Apparently, this Christmas will in fact be Kindlemas. This is the year when the e-reader will be the must have item in Santa’s sack. I think  the old dead tree books will still have a place. I have shelves of them to show folks how learned I am. While books proclaim what you like folk to think you have read, the e-reader hides what you actually like to read. You can sit on the commuter train to a posh job in the City with your Kindle reading “Confessions of a Harem Handyman” and no one knows. 

I have parked up the bus for the holidays now. Soon I will be going home to France for a holiday season of ruthless dieting, cold baths and exercise. On the other hand I might get out the foie gras, un bon Bordeaux and catch up on some reading.
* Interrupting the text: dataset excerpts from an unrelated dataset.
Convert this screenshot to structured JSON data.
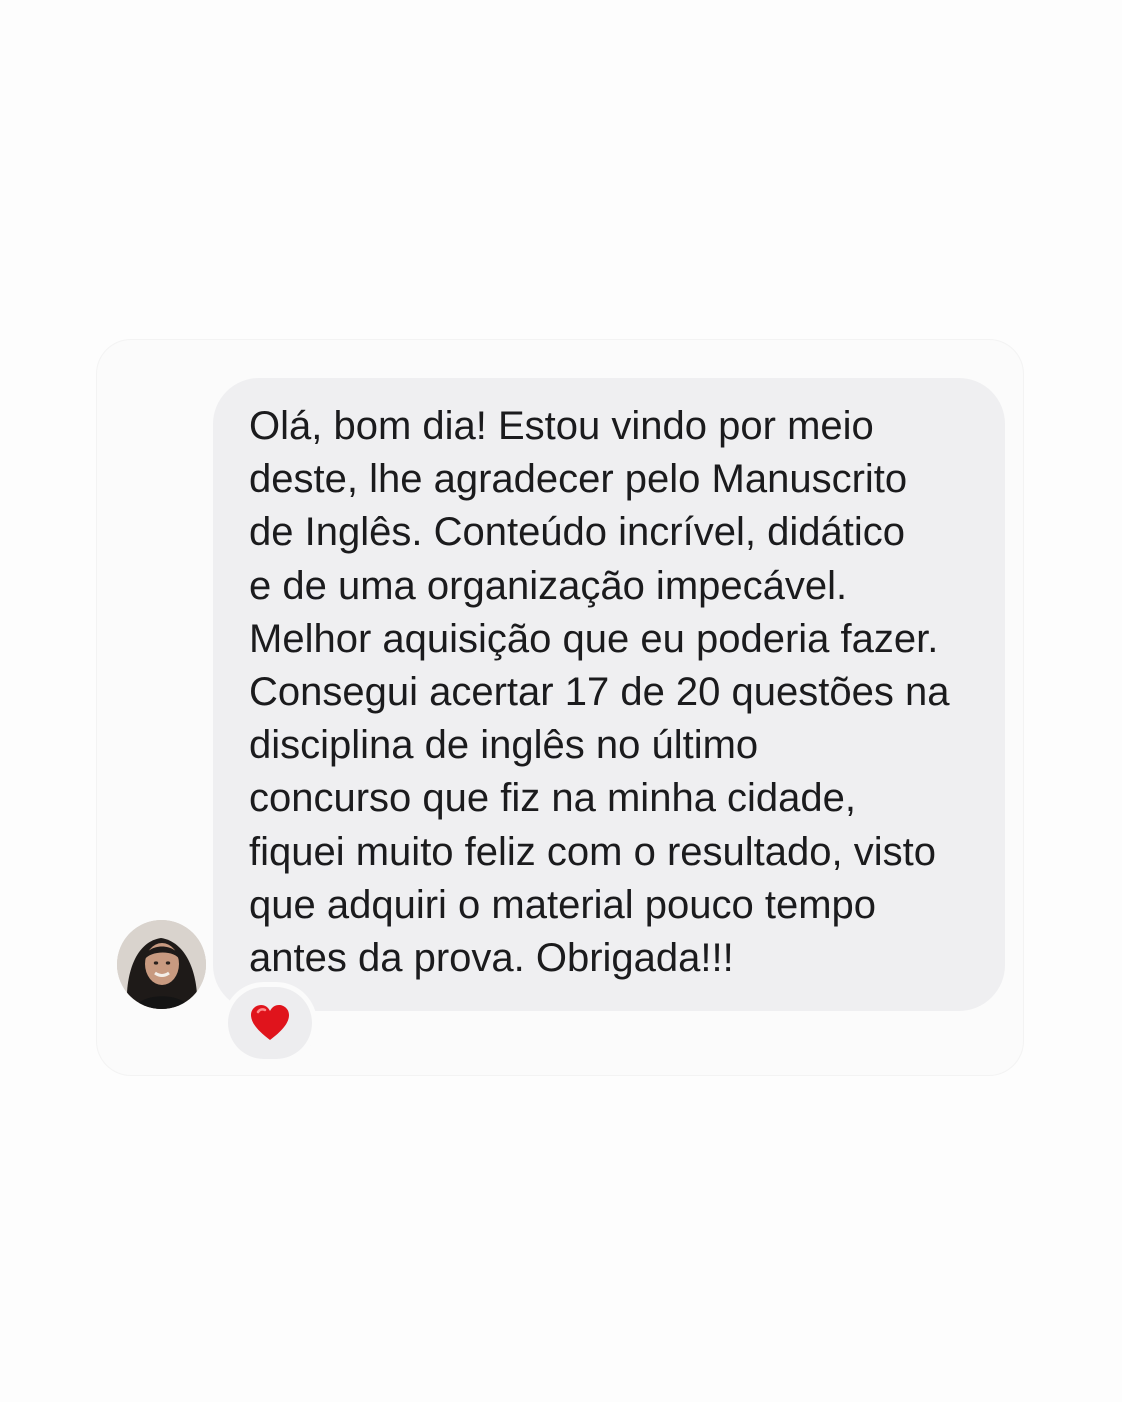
{
  "message": {
    "lines": [
      "Olá, bom dia! Estou vindo por meio",
      "deste, lhe agradecer pelo Manuscrito",
      "de Inglês. Conteúdo incrível, didático",
      "e de uma organização impecável.",
      "Melhor aquisição que eu poderia fazer.",
      "Consegui acertar 17 de 20 questões na",
      "disciplina de inglês no último",
      "concurso que fiz na minha cidade,",
      "fiquei muito feliz com o resultado, visto",
      "que adquiri o material pouco tempo",
      "antes da prova. Obrigada!!!"
    ]
  },
  "reaction": {
    "icon": "red-heart-icon",
    "color": "#e0141c"
  },
  "colors": {
    "bubble": "#efeff1",
    "card": "#fbfbfb",
    "text": "#1b1b1d"
  }
}
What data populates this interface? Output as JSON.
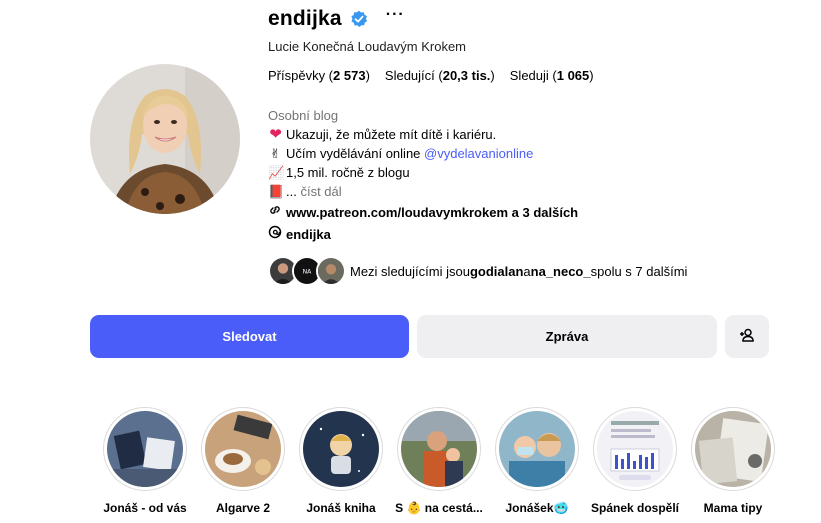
{
  "profile": {
    "username": "endijka",
    "more_label": "···",
    "full_name": "Lucie Konečná Loudavým Krokem",
    "stats": [
      {
        "label_before": "Příspěvky (",
        "value": "2 573",
        "label_after": ")"
      },
      {
        "label_before": "Sledující (",
        "value": "20,3 tis.",
        "label_after": ")"
      },
      {
        "label_before": "Sleduji (",
        "value": "1 065",
        "label_after": ")"
      }
    ],
    "category": "Osobní blog",
    "bio_lines": [
      {
        "icon": "❤",
        "text": "Ukazuji, že můžete mít dítě i kariéru."
      },
      {
        "icon": "✌",
        "text": "Učím vydělávání online ",
        "mention": "@vydelavanionline"
      },
      {
        "icon": "📈",
        "text": "1,5 mil. ročně z blogu"
      },
      {
        "icon": "📕",
        "text": "... ",
        "more": "číst dál"
      }
    ],
    "link_text": "www.patreon.com/loudavymkrokem a 3 dalších",
    "threads_handle": "endijka",
    "followed_by": {
      "prefix": "Mezi sledujícími jsou ",
      "user1": "godialan",
      "middle": " a ",
      "user2": "na_neco_",
      "suffix": " spolu s 7 dalšími"
    }
  },
  "actions": {
    "follow_label": "Sledovat",
    "message_label": "Zpráva",
    "add_user_icon": "person-add-icon"
  },
  "highlights": [
    {
      "label": "Jonáš - od vás",
      "bg": "#5b6f8f"
    },
    {
      "label": "Algarve 2",
      "bg": "#c8a27a"
    },
    {
      "label": "Jonáš kniha",
      "bg": "#23344f"
    },
    {
      "label": "S 👶 na cestá...",
      "bg": "#7f6b4c"
    },
    {
      "label": "Jonášek🥶",
      "bg": "#8fb6c9"
    },
    {
      "label": "Spánek dospělí",
      "bg": "#f2f2f6"
    },
    {
      "label": "Mama tipy",
      "bg": "#b9b2a6"
    }
  ],
  "colors": {
    "accent": "#4a5df9",
    "secondary_button": "#efeff2",
    "muted_text": "#737373"
  }
}
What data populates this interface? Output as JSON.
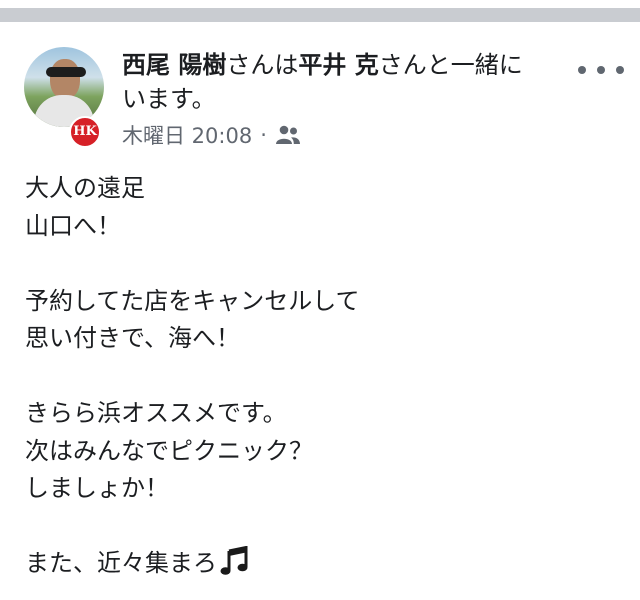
{
  "post": {
    "author": "西尾 陽樹",
    "san1": "さんは",
    "tagged": "平井 克",
    "san2": "さんと一緒に",
    "line2": "います。",
    "timestamp": "木曜日 20:08",
    "separator": "·",
    "audience_icon": "friends-icon",
    "avatar_badge": "HK",
    "more_icon": "more-options-icon",
    "body_lines": [
      "大人の遠足",
      "山口へ！",
      "",
      "予約してた店をキャンセルして",
      "思い付きで、海へ！",
      "",
      "きらら浜オススメです。",
      "次はみんなでピクニック？",
      "しましょか！",
      "",
      "また、近々集まろ"
    ],
    "trailing_icon": "music-note-icon"
  },
  "colors": {
    "divider": "#c9ccd1",
    "text": "#1c1e21",
    "meta": "#616770",
    "badge": "#d62027"
  }
}
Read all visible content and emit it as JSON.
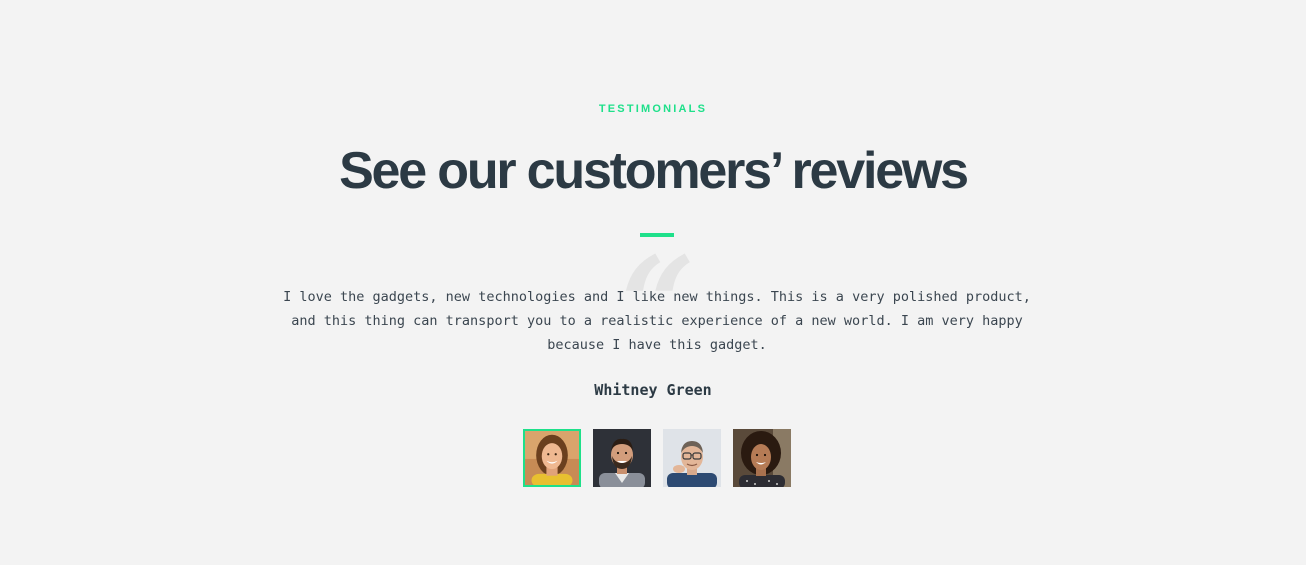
{
  "section": {
    "eyebrow": "TESTIMONIALS",
    "title": "See our customers’ reviews"
  },
  "testimonial": {
    "quote_icon": "quote-icon",
    "text": "I love the gadgets, new technologies and I like new things. This is a very polished product, and this thing can transport you to a realistic experience of a new world. I am very happy because I have this gadget.",
    "author": "Whitney Green"
  },
  "avatars": [
    {
      "name": "customer-avatar-1",
      "active": true
    },
    {
      "name": "customer-avatar-2",
      "active": false
    },
    {
      "name": "customer-avatar-3",
      "active": false
    },
    {
      "name": "customer-avatar-4",
      "active": false
    }
  ],
  "colors": {
    "accent": "#1ee08a",
    "heading": "#2c3a44",
    "background": "#f3f3f3"
  }
}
I wonder if we Brits will be turned away at the border by the Sarko police? His eyebrows really do look like circumflex (little roof top) accents, the presence of which in French denotes that a consonant used to be present in a word.   With Britain missing from Europe the look on Sarko’s face takes body language to new heights.




Emma thinx:  Europic – a new serious vision problem.